At his sentencing hearing, Birkenfeld’s extensive efforts to report and fix the UBS misconduct in 2005 and 2006 were simply ignored. The focus at the hearing was not on the fact that Birkenfeld, for two years before Congress enacted the reward provision, had attempted to report and fix the UBS misconduct. Instead, the Justice Department fixated on the fact that Birkenfeld had sought protection under the new IRS whistleblower rewards law.

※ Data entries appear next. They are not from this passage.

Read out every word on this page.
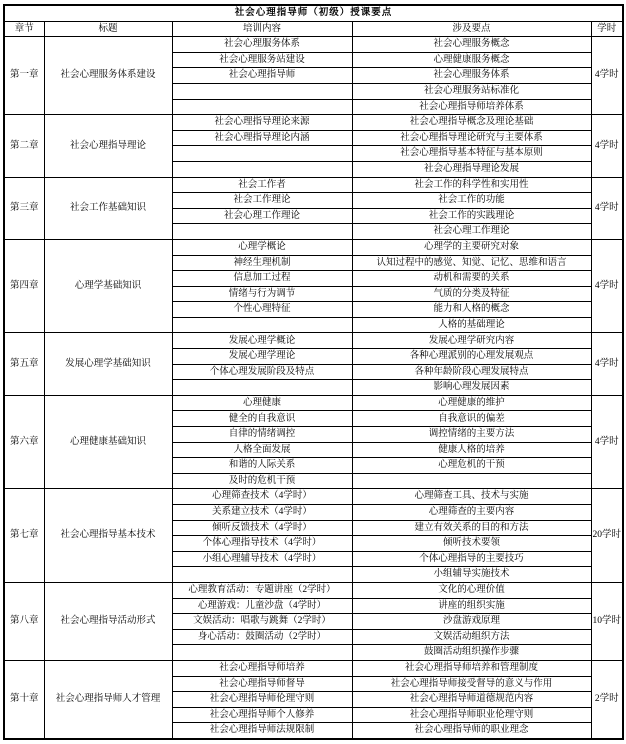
社会心理指导师（初级）授课要点				
章节	标题	培训内容	涉及要点	学时
第一章	社会心理服务体系建设	社会心理服务体系	社会心理服务概念	4学时
		社会心理服务站建设	心理健康服务概念	
		社会心理指导师	社会心理服务体系	
			社会心理服务站标准化	
			社会心理指导师培养体系	
第二章	社会心理指导理论	社会心理指导理论来源	社会心理指导概念及理论基础	4学时
		社会心理指导理论内涵	社会心理指导理论研究与主要体系	
			社会心理指导基本特征与基本原则	
			社会心理指导理论发展	
第三章	社会工作基础知识	社会工作者	社会工作的科学性和实用性	4学时
		社会工作理论	社会工作的功能	
		社会心理工作理论	社会工作的实践理论	
			社会心理工作理论	
第四章	心理学基础知识	心理学概论	心理学的主要研究对象	4学时
		神经生理机制	认知过程中的感觉、知觉、记忆、思维和语言	
		信息加工过程	动机和需要的关系	
		情绪与行为调节	气质的分类及特征	
		个性心理特征	能力和人格的概念	
			人格的基础理论	
第五章	发展心理学基础知识	发展心理学概论	发展心理学研究内容	4学时
		发展心理学理论	各种心理派别的心理发展观点	
		个体心理发展阶段及特点	各种年龄阶段心理发展特点	
			影响心理发展因素	
第六章	心理健康基础知识	心理健康	心理健康的维护	4学时
		健全的自我意识	自我意识的偏差	
		自律的情绪调控	调控情绪的主要方法	
		人格全面发展	健康人格的培养	
		和谐的人际关系	心理危机的干预	
		及时的危机干预		
第七章	社会心理指导基本技术	心理筛查技术（4学时）	心理筛查工具、技术与实施	20学时
		关系建立技术（4学时）	心理筛查的主要内容	
		倾听反馈技术（4学时）	建立有效关系的目的和方法	
		个体心理指导技术（4学时）	倾听技术要领	
		小组心理辅导技术（4学时）	个体心理指导的主要技巧	
			小组辅导实施技术	
第八章	社会心理指导活动形式	心理教育活动：专题讲座（2学时）	文化的心理价值	10学时
		心理游戏：儿童沙盘（4学时）	讲座的组织实施	
		文娱活动：唱歌与跳舞（2学时）	沙盘游戏原理	
		身心活动：鼓圈活动（2学时）	文娱活动组织方法	
			鼓圈活动组织操作步骤	
第十章	社会心理指导师人才管理	社会心理指导师培养	社会心理指导师培养和管理制度	2学时
		社会心理指导师督导	社会心理指导师接受督导的意义与作用	
		社会心理指导师伦理守则	社会心理指导师道德规范内容	
		社会心理指导师个人修养	社会心理指导师职业伦理守则	
		社会心理指导师法规限制	社会心理指导师的职业理念	
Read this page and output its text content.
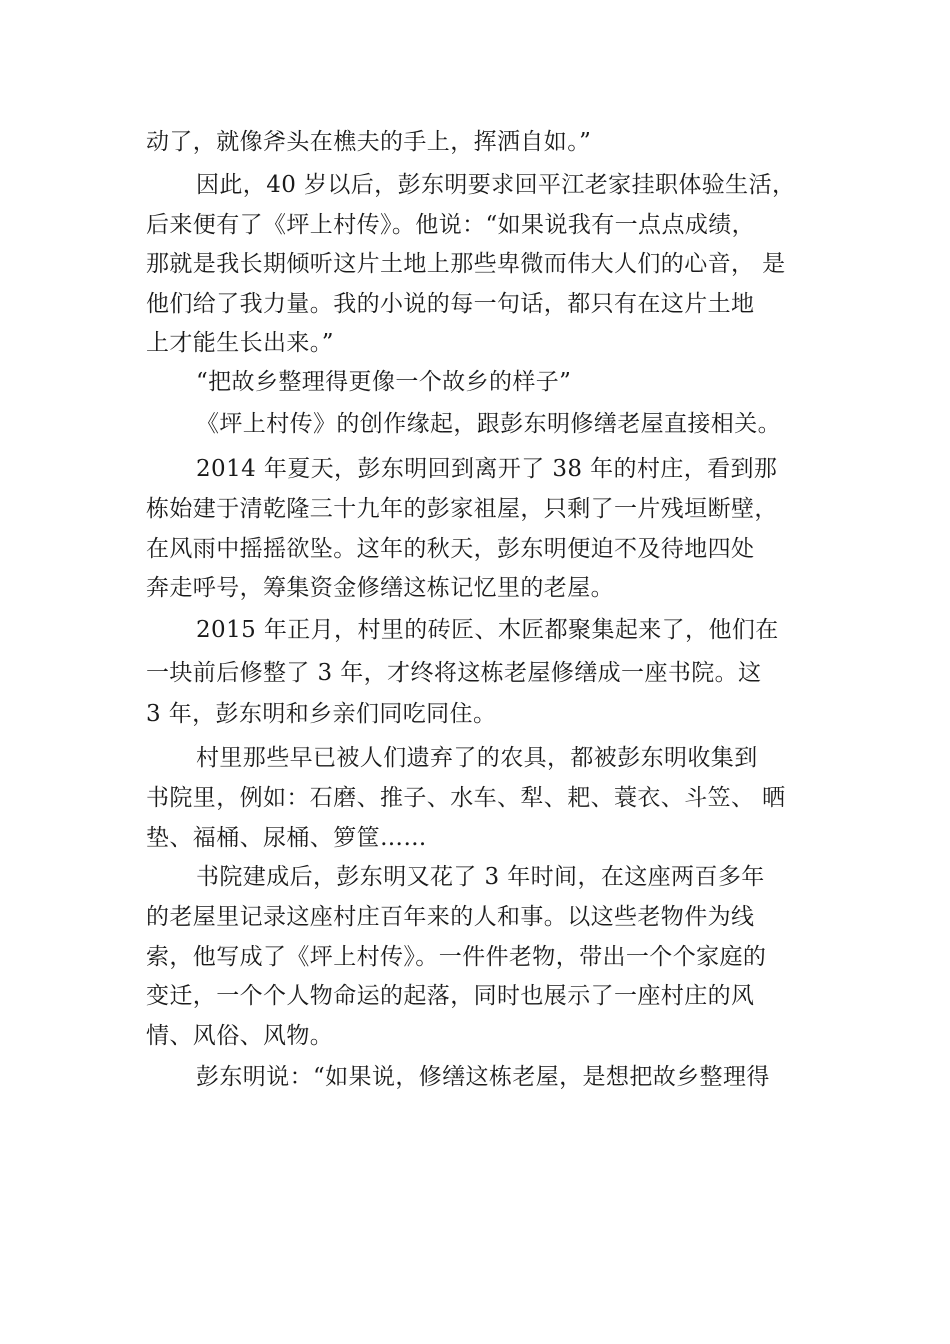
动了，就像斧头在樵夫的手上，挥洒自如。”

因此，40 岁以后，彭东明要求回平江老家挂职体验生活，

后来便有了《坪上村传》。他说：“如果说我有一点点成绩，

那就是我长期倾听这片土地上那些卑微而伟大人们的心音， 是

他们给了我力量。我的小说的每一句话，都只有在这片土地

上才能生长出来。”

“把故乡整理得更像一个故乡的样子”

《坪上村传》的创作缘起，跟彭东明修缮老屋直接相关。

2014 年夏天，彭东明回到离开了 38 年的村庄，看到那

栋始建于清乾隆三十九年的彭家祖屋，只剩了一片残垣断壁，

在风雨中摇摇欲坠。这年的秋天，彭东明便迫不及待地四处

奔走呼号，筹集资金修缮这栋记忆里的老屋。

2015 年正月，村里的砖匠、木匠都聚集起来了，他们在

一块前后修整了 3 年，才终将这栋老屋修缮成一座书院。这

3 年，彭东明和乡亲们同吃同住。

村里那些早已被人们遗弃了的农具，都被彭东明收集到

书院里，例如：石磨、推子、水车、犁、耙、蓑衣、斗笠、 晒

垫、福桶、尿桶、箩筐……

书院建成后，彭东明又花了 3 年时间，在这座两百多年

的老屋里记录这座村庄百年来的人和事。以这些老物件为线

索，他写成了《坪上村传》。一件件老物，带出一个个家庭的

变迁，一个个人物命运的起落，同时也展示了一座村庄的风

情、风俗、风物。

彭东明说：“如果说，修缮这栋老屋，是想把故乡整理得
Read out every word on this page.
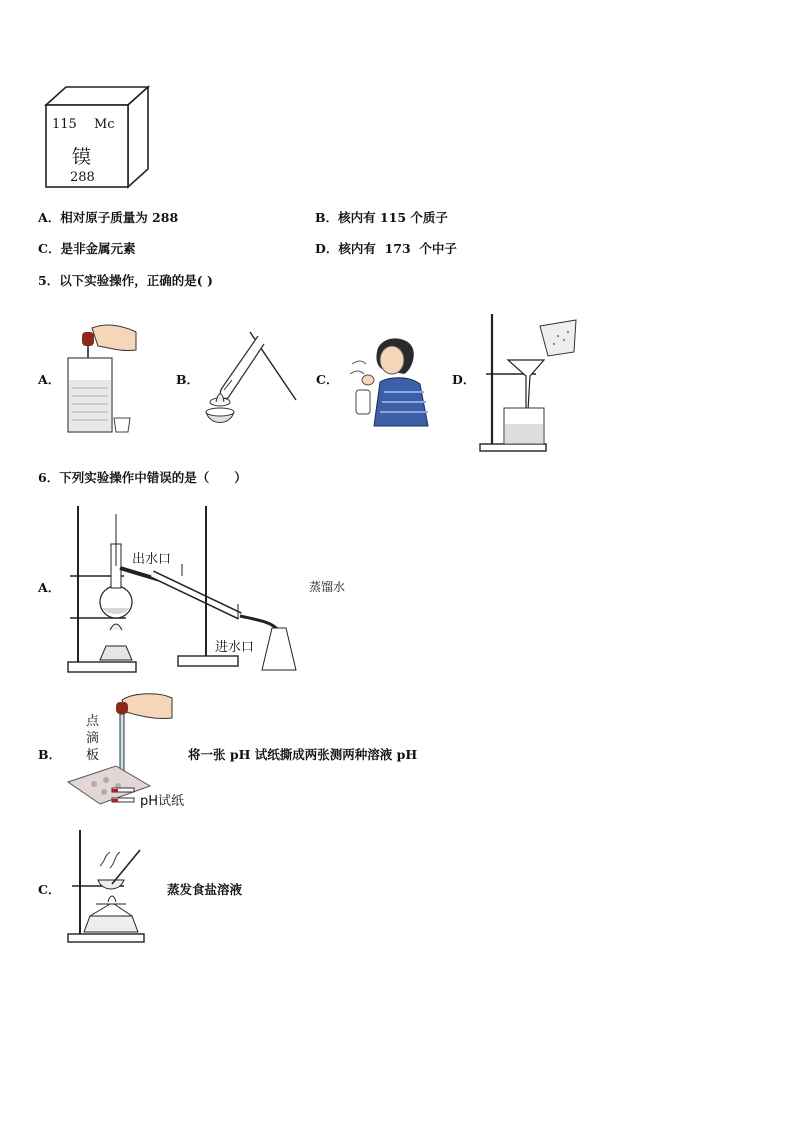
115 Mc
镆
288
A．相对原子质量为 288	B．核内有 115 个质子
C．是非金属元素	D．核内有  173  个中子
5．以下实验操作，正确的是( )
A．	B．	C．	D．
6．下列实验操作中错误的是（　　）
A．
出水口
进水口
蒸馏水
B．
点
滴
板
pH试纸
将一张 pH 试纸撕成两张测两种溶液 pH
C．	蒸发食盐溶液
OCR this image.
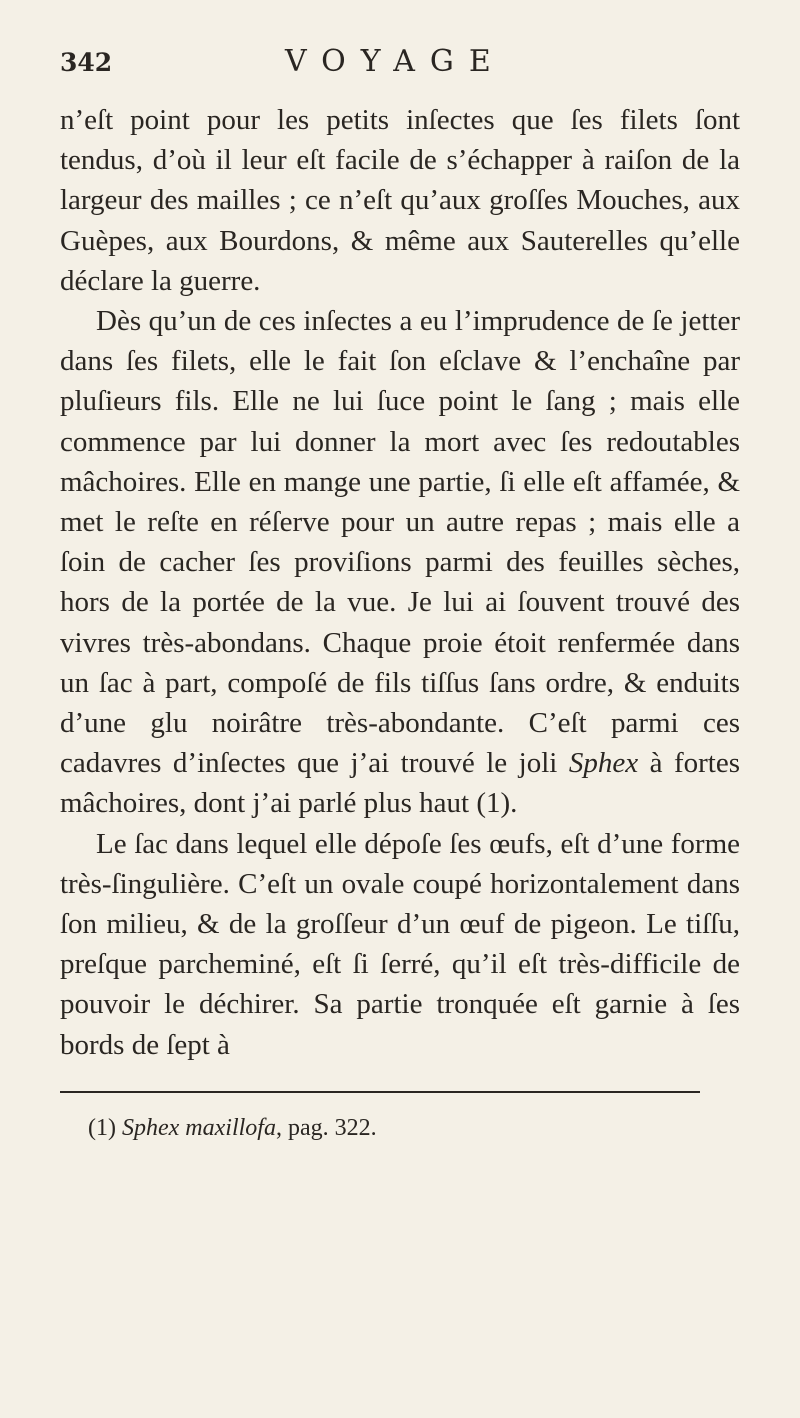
342	VOYAGE

n’eſt point pour les petits inſectes que ſes filets ſont tendus, d’où il leur eſt facile de s’échapper à raiſon de la largeur des mailles ; ce n’eſt qu’aux groſſes Mouches, aux Guèpes, aux Bourdons, & même aux Sauterelles qu’elle déclare la guerre.

Dès qu’un de ces inſectes a eu l’imprudence de ſe jetter dans ſes filets, elle le fait ſon eſclave & l’enchaîne par pluſieurs fils. Elle ne lui ſuce point le ſang ; mais elle commence par lui donner la mort avec ſes redoutables mâchoires. Elle en mange une partie, ſi elle eſt affamée, & met le reſte en réſerve pour un autre repas ; mais elle a ſoin de cacher ſes proviſions parmi des feuilles sèches, hors de la portée de la vue. Je lui ai ſouvent trouvé des vivres très-abondans. Chaque proie étoit renfermée dans un ſac à part, compoſé de fils tiſſus ſans ordre, & enduits d’une glu noirâtre très-abondante. C’eſt parmi ces cadavres d’inſectes que j’ai trouvé le joli Sphex à fortes mâchoires, dont j’ai parlé plus haut (1).

Le ſac dans lequel elle dépoſe ſes œufs, eſt d’une forme très-ſingulière. C’eſt un ovale coupé horizontalement dans ſon milieu, & de la groſſeur d’un œuf de pigeon. Le tiſſu, preſque parcheminé, eſt ſi ſerré, qu’il eſt très-difficile de pouvoir le déchirer. Sa partie tronquée eſt garnie à ſes bords de ſept à

(1) Sphex maxillofa, pag. 322.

Never mind that he lost his job and career. Never mind that he was facing 40 months in prison. The mere fact that he sought the benefits and protections of U.S. laws was turned against him. Somehow the Department of Justice argued Birkenfeld was not a real whistleblower because he sought protection under a new federal whistleblower law.
What’s next? If the United States government is actually serious about encouraging employees to blow the whistle on tax fraud, the Birkenfeld precedent is simply not the way to accomplish those goals. If rewards are simply pie in the sky, and employees who uncover massive tax fraud by large banks face unending economic retaliation, legal battles and potential prosecution when they try to report the crimes to their government, what are the future prospects for any employee in the banking industry who tries to stop massive tax fraud against the American people?
Whistleblowing is not a get-rich-quick scheme.
Stephen M. Kohn has represented whistleblowers for 25 years. He is executive director of the National Whistleblowers Center and a partner at Kohn, Kohn & Colapinto, LLP.